Eighteen months later, neither side has won. Khartoum lies in ruins. Millions have fled. The UN counts more than 13 million displaced — the world’s largest displacement crisis — and warns that famine is already causing deaths across western and central Sudan. Aid convoys are looted or blocked, hospitals bombed and relief workers driven out.
The RSF controls most of Darfur while the army clings to the capital and the east, including Port Sudan where Burhan runs a shadow government. Each side accuses the other of genocide. Civilians are shot for water or bread, and children die of malnutrition in camps cut off by fighting.
Role of foreign powers
The conflict is both an old war and a new one. In 2003 Bashir’s regime unleashed the Janjaweed militias of Darfur to crush a rebellion by non-Arab groups: razing villages, slaughtering men, raping women and displacing millions. The world called it genocide and Bashir became the first sitting head of state indicted by the International Criminal Court.
Foreign powers have made everything worse. The RSF are the Janjaweed reborn — but now they have drones, satellite phones and a gold-fuelled war chest allegedly financed by the UAE, which funnels them arms and money while denying it. British military equipment is said to have been found in Sudan, used by the RSF, raising questions about UK sale of arms to the UAE.
On the other side, Egypt, terrified of instability on its southern border, backs Burhan’s army. Iran supplies it with drones. Turkish defence firms, too, have been linked to army procurement.

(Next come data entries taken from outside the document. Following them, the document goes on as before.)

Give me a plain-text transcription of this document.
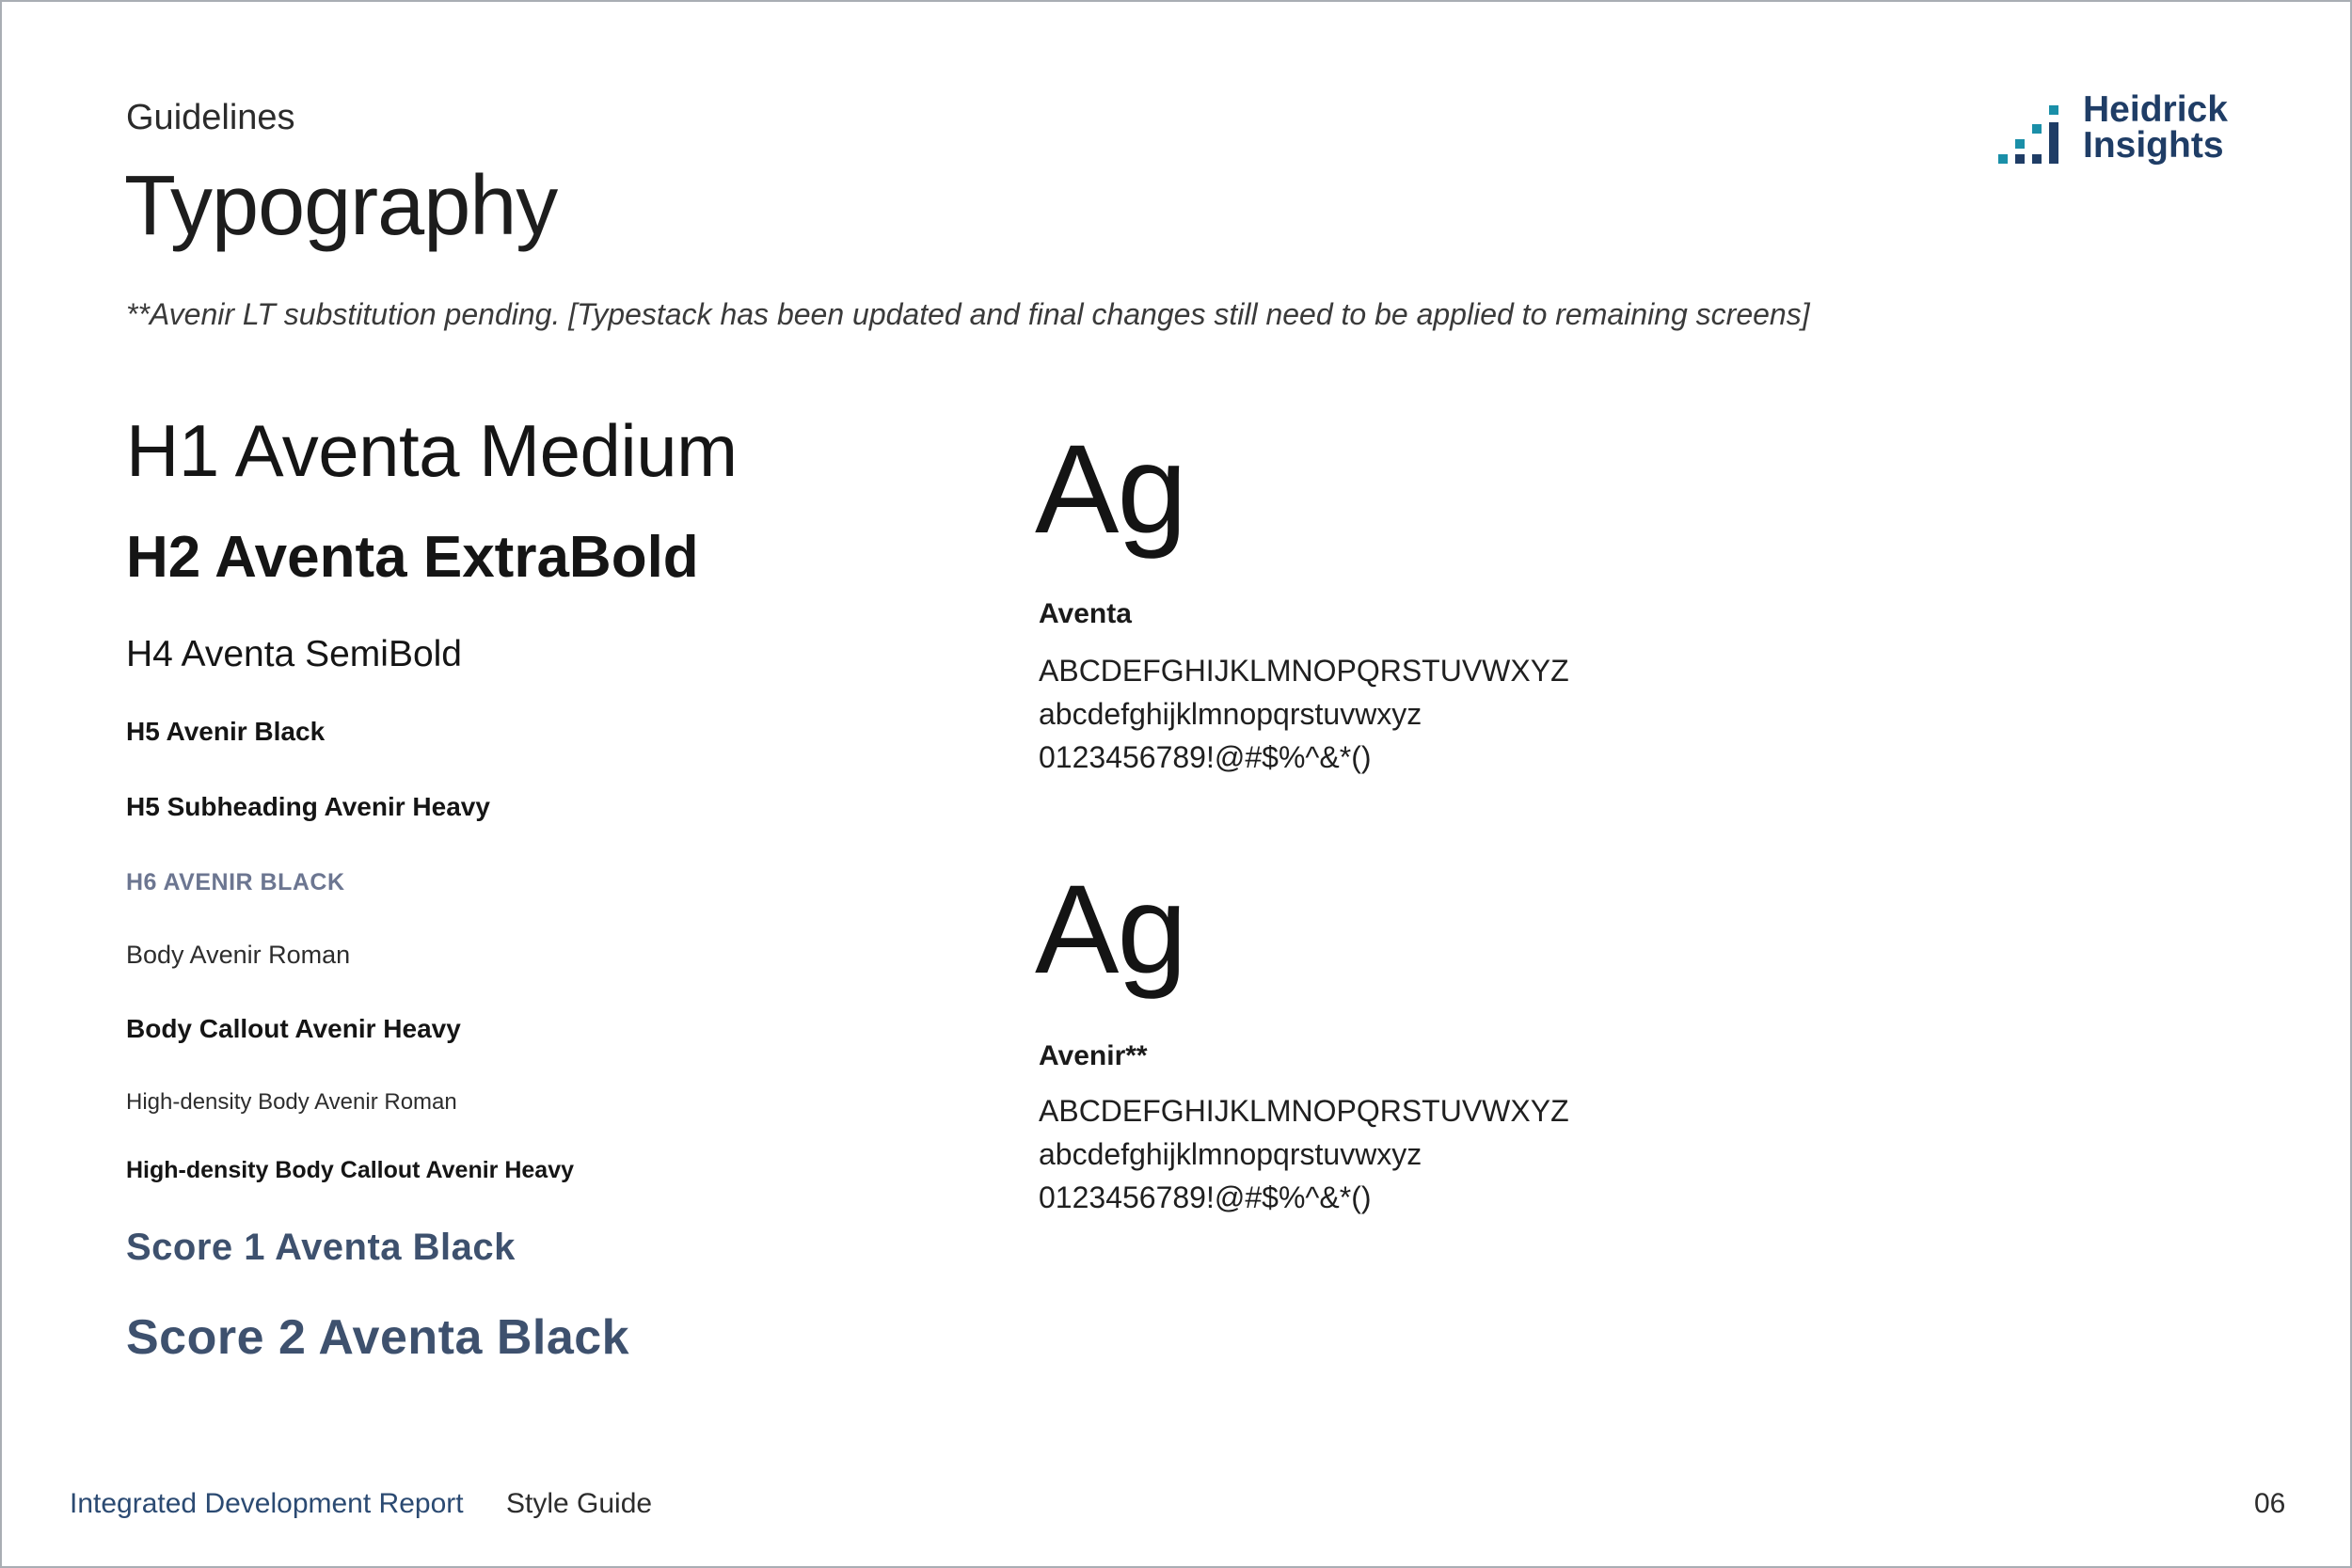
Guidelines
Typography
**Avenir LT substitution pending. [Typestack has been updated and final changes still need to be applied to remaining screens]
Heidrick
Insights
H1 Aventa Medium
H2 Aventa ExtraBold
H4 Aventa SemiBold
H5 Avenir Black
H5 Subheading Avenir Heavy
H6 AVENIR BLACK
Body Avenir Roman
Body Callout Avenir Heavy
High-density Body Avenir Roman
High-density Body Callout Avenir Heavy
Score 1 Aventa Black
Score 2 Aventa Black
Ag
Aventa
ABCDEFGHIJKLMNOPQRSTUVWXYZ
abcdefghijklmnopqrstuvwxyz
0123456789!@#$%^&*()
Ag
Avenir**
ABCDEFGHIJKLMNOPQRSTUVWXYZ
abcdefghijklmnopqrstuvwxyz
0123456789!@#$%^&*()
Integrated Development Report Style Guide	06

Russia’s Wagner group, entrenched in Sudan’s gold trade, plays both sides. The West, for its part, watches from the sidelines. Britain, once Sudan’s colonial ruler, has voiced concern but has done nothing of consequence.
What happens next?
The fall of El Fasher marks a turning point. With Darfur under Hemedti’s control, Sudan risks partition — an RSF-run west rich in gold and smuggling routes, and an army-held east on the Red Sea. But this does not suggest any imminent end to the killing. On the contrary, in fact.
“I suspect what we are looking at a very protracted struggle, I don’t see a clear pathway to a ceasefire or peace,” said Mr Jones of Rusi.
One way to slow the killing, according to experts, would be to squeeze the Gulf states fuelling Hemedti’s war machine. “There are levers we haven’t pulled yet,” Mr Jones said. “Previously there was no political appetite for it. That might change, though, with what we’re seeing in El Fasher.”